Bruce Wood, associate general counsel and director of workers' compensation for the American Insurance Association, said that there hasn't been a lot of serious discussion about simply privatizing the entire market--that is, privatizing the Ohio fund in addition to allowing in a private market.

"The discussion, rather, has been around the nature and contours of the insurance mechanism," he said.

The association and its members, Wood said, believe in the merits of a private market and would support such a plan.

"It is really more of a political question," Wood added. "The policyholder community would need to be strongly supportive of such an initiative in order for it to succeed. We also feel that it's important that any legislation moving forward would provide for an overall level playing field in the private market, and actually encourage the private market to participate and blossom in the state."

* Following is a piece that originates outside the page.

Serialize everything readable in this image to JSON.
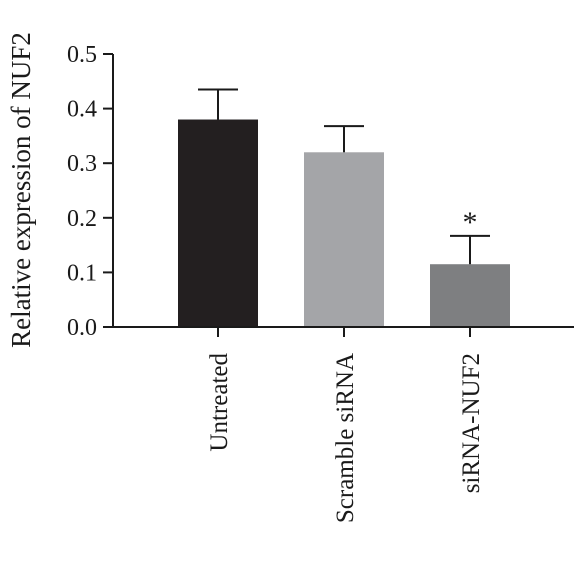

Will the recent failed effort in Washington state to privatize the workers' comp market hurt Ohio's chances?

"That effort, which didn't get off the ground, had the important element of strong employer support, but it also had strong opposition by the governor, legislative branch and organized labor," Wood said. "That illustrates that employer support, in itself, isn't enough."

In Ohio, however, both legislative houses and the governor seem to be more inclined to support legislation that would open the state up to private insurers, Wood said. So in politics, anything is possible.

"I didn't think I would be alive long enough to see West Virginia not only allow private workers' comp insurers, but actually become an entirely private market," he said. "So it is hard to predict."